As you can see there are four different colored areas in this picture. Each area defines a modular piece of the architecture. At the very bottom - actually in the picture above at the very top; it should be upside down - we got the memory management and the logging stuff (yellow area). This first-tier modules are dealing with very low-level tasks. They are used by the second-tier modules in the Entity-Component-System (blue area) and the event sourcing (red area). These guys mainly deal with object management tasks. Sitting on top is the third-tier module, the ECS_Engine (green area). This high-level global engine object orchestrates all second-tier modules and takes care of the initialization and destruction. All right, this was a short and very abstract overview now let's get more into the details.
Memory Manager
Let's start with the Memory-Manager. It's implementation is based on an article[8] I have found on gamedev.net. The idea is to keep heap-memory allocations and releases to an absolute minimum. Therefore only at application start a big chuck of system-memory is allocated with malloc. This memory now will be managed by one or more custom allocator. There are many types of allocators[9] ( linear, stack, free list...) and each one of them has it's pro's and con's (which I am not going to discuss here). But even if they internally work in a different way they all share a common public interface:
class Allocator { public: virtual void* allocate(size_t size) = 0; virtual void free(void* p) = 0; };
The code snippet above is not complete, but outlines the two major public methods each concrete allocator must provide:
allocate - which allocates a certain amount of bytes and returns the memory-address to this chunk and
free - to de-allocates a previously allocated chuck of memory given it's address.
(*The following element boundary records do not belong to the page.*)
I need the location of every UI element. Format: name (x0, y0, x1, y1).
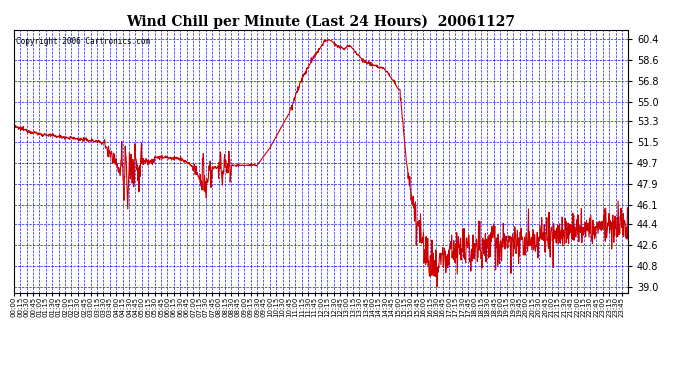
Text: Copyright 2006 Cartronics.com: Copyright 2006 Cartronics.com (16, 37, 150, 46)
Title: Wind Chill per Minute (Last 24 Hours)  20061127: Wind Chill per Minute (Last 24 Hours) 20… (126, 15, 515, 29)
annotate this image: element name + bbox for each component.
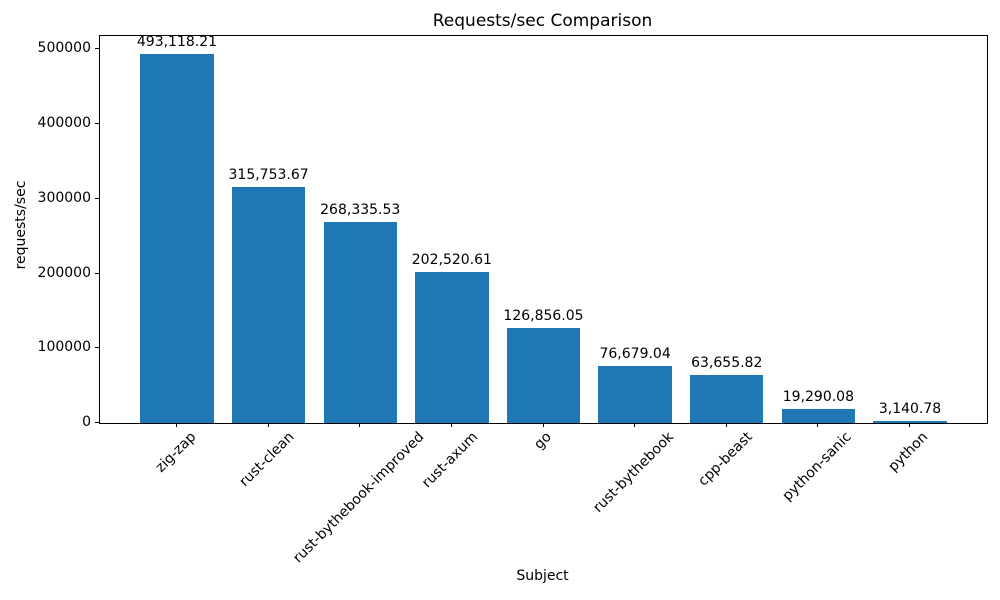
- bar: [506, 328, 581, 423]
- x-tick: [450, 423, 452, 427]
- bar-value-label: 76,679.04: [599, 345, 671, 362]
- bar: [781, 408, 856, 423]
- x-tick: [542, 423, 544, 427]
- bar-value-label: 315,753.67: [228, 167, 309, 183]
- bar: [690, 375, 764, 423]
- x-tick: [267, 423, 269, 427]
- bar: [140, 54, 214, 423]
- x-tick-label: python-sanic: [779, 429, 855, 505]
- y-tick: [95, 197, 99, 199]
- y-tick-label: 0: [82, 414, 91, 430]
- x-tick-label: rust-bythebook: [590, 429, 678, 516]
- bar-value-label: 268,335.53: [320, 202, 401, 219]
- y-tick: [95, 123, 99, 125]
- bar: [415, 271, 489, 423]
- x-tick-label: cpp-beast: [695, 429, 756, 490]
- x-tick: [725, 423, 727, 427]
- bar-value-label: 202,520.61: [411, 251, 492, 268]
- x-axis-label: Subject: [516, 568, 569, 584]
- bar-value-label: 63,655.82: [691, 355, 763, 372]
- bar-value-label: 126,856.05: [503, 308, 584, 325]
- bar: [323, 222, 397, 423]
- bar: [231, 187, 306, 423]
- y-tick-label: 100000: [37, 339, 91, 356]
- plot-area: 493,118.21 315,753.67 268,335.53 202,520.61…: [99, 34, 988, 424]
- x-tick-label: python: [885, 429, 932, 475]
- x-tick: [909, 423, 911, 427]
- bar-value-label: 3,140.78: [878, 400, 942, 417]
- x-tick-label: rust-clean: [236, 429, 298, 490]
- y-tick-label: 300000: [37, 189, 91, 206]
- chart-title: Requests/sec Comparison: [432, 11, 653, 31]
- bar-value-label: 493,118.21: [136, 34, 218, 51]
- x-tick-label: rust-bythebook-improved: [290, 429, 428, 567]
- x-tick: [634, 423, 636, 427]
- bar-value-label: 19,290.08: [782, 388, 855, 405]
- y-tick: [95, 272, 99, 274]
- y-tick-label: 400000: [37, 115, 91, 132]
- x-tick: [359, 423, 361, 427]
- bar: [598, 365, 672, 423]
- bar: [873, 420, 947, 423]
- y-tick-label: 200000: [37, 264, 91, 281]
- y-tick: [95, 347, 99, 349]
- x-tick-label: zig-zap: [152, 429, 199, 476]
- x-tick: [817, 423, 819, 427]
- x-tick-label: rust-axum: [419, 429, 482, 492]
- y-tick-label: 500000: [37, 40, 91, 57]
- x-tick-label: go: [530, 429, 555, 453]
- y-tick: [95, 48, 99, 50]
- x-tick: [175, 423, 177, 427]
- y-tick: [95, 422, 99, 423]
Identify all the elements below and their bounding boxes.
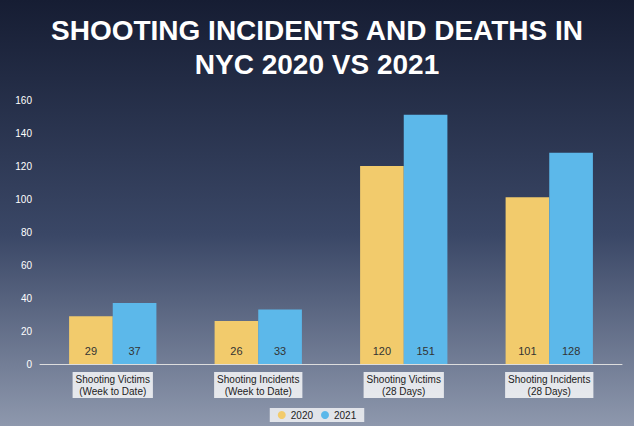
svg-text:SHOOTING INCIDENTS AND DEATHS: SHOOTING INCIDENTS AND DEATHS IN bbox=[51, 15, 583, 46]
svg-text:29: 29 bbox=[85, 345, 97, 357]
svg-text:128: 128 bbox=[562, 345, 580, 357]
svg-text:80: 80 bbox=[21, 227, 33, 238]
svg-text:20: 20 bbox=[21, 326, 33, 337]
svg-text:100: 100 bbox=[15, 194, 32, 205]
svg-text:37: 37 bbox=[128, 345, 140, 357]
svg-text:(28 Days): (28 Days) bbox=[528, 386, 571, 397]
svg-text:2020: 2020 bbox=[291, 410, 314, 421]
svg-text:(Week to Date): (Week to Date) bbox=[79, 386, 146, 397]
svg-text:Shooting Victims: Shooting Victims bbox=[76, 374, 150, 385]
svg-text:NYC 2020 VS 2021: NYC 2020 VS 2021 bbox=[195, 49, 439, 80]
svg-text:Shooting Incidents: Shooting Incidents bbox=[508, 374, 590, 385]
svg-text:140: 140 bbox=[15, 128, 32, 139]
svg-text:0: 0 bbox=[26, 359, 32, 370]
svg-text:60: 60 bbox=[21, 260, 33, 271]
svg-text:101: 101 bbox=[518, 345, 536, 357]
svg-text:26: 26 bbox=[230, 345, 242, 357]
svg-text:120: 120 bbox=[373, 345, 391, 357]
svg-text:120: 120 bbox=[15, 161, 32, 172]
svg-text:Shooting Incidents: Shooting Incidents bbox=[217, 374, 299, 385]
svg-text:Shooting Victims: Shooting Victims bbox=[367, 374, 441, 385]
svg-text:33: 33 bbox=[274, 345, 286, 357]
svg-text:(Week to Date): (Week to Date) bbox=[225, 386, 292, 397]
svg-text:160: 160 bbox=[15, 95, 32, 106]
svg-text:2021: 2021 bbox=[334, 410, 357, 421]
svg-text:(28 Days): (28 Days) bbox=[382, 386, 425, 397]
svg-text:151: 151 bbox=[416, 345, 434, 357]
svg-text:40: 40 bbox=[21, 293, 33, 304]
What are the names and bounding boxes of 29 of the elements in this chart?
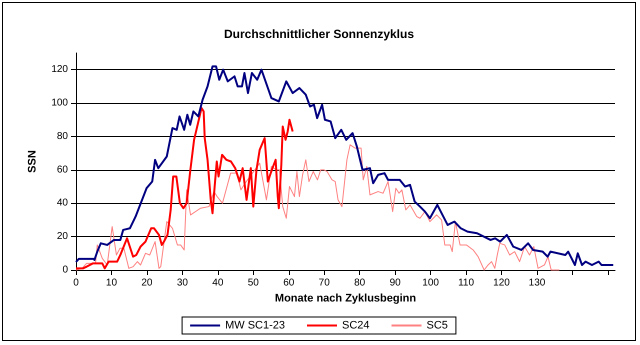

Now with that said, we can do cool stuff like chaining-up multiple allocators like that:
Figure-02: Custom allocator managed memory.
As you can see, one allocator can get it's chunk of memory - that it is going to manage - from another (parent) allocator, which in turn could get it's memory from another allocator and so on. That way you can establish different memory management strategies. For the implementation of my ECS I provide a root stack-allocator that get's an initial allocated chuck of 1GB system-memory. Second-tier modules will allocate as much memory as they need from this root allocator and only will free it when the application get's terminated.
Figure-03: Possible distribution of global memory.
Figure-03 shows how the global memory could be distributed among the second-tier modules: "Global-Memory-User A" could be the Entity-Manager, "Global-Memory-User B" the Component-Manager and "Global-Memory-User C" the System-Manager.
Logging
I am not going to talk too much about logging as I simply used log4cplus[7] doing this job for me. All I did was defining a Logger base class hosting a log4cplus::Logger object and a few wrapper methods forwarding simple log calls like "LogInfo()", "LogWarning()", etc.
Entity-Manager, IEntity, Entity and Co.
Okay now let's talk about the real meat of my architecture; the blue area in Figure-01. You may have noticed the similar setup between all manager objects and their concerning classes. Have a look at the EntityManager, IEntity and Entity classes for example. The EntityManger class is supposed to manage all entity objects during application run-time. This includes tasks like creating, deleting and accessing existing entity objects. IEntity is an interface class and provides the very basic traits of an entity object, such as an object-identifier and (static-)type-identifier. It's static because it won't change after program initialization. This type-identifier is also consistent over multiple application runs and may only change, if source code was modified.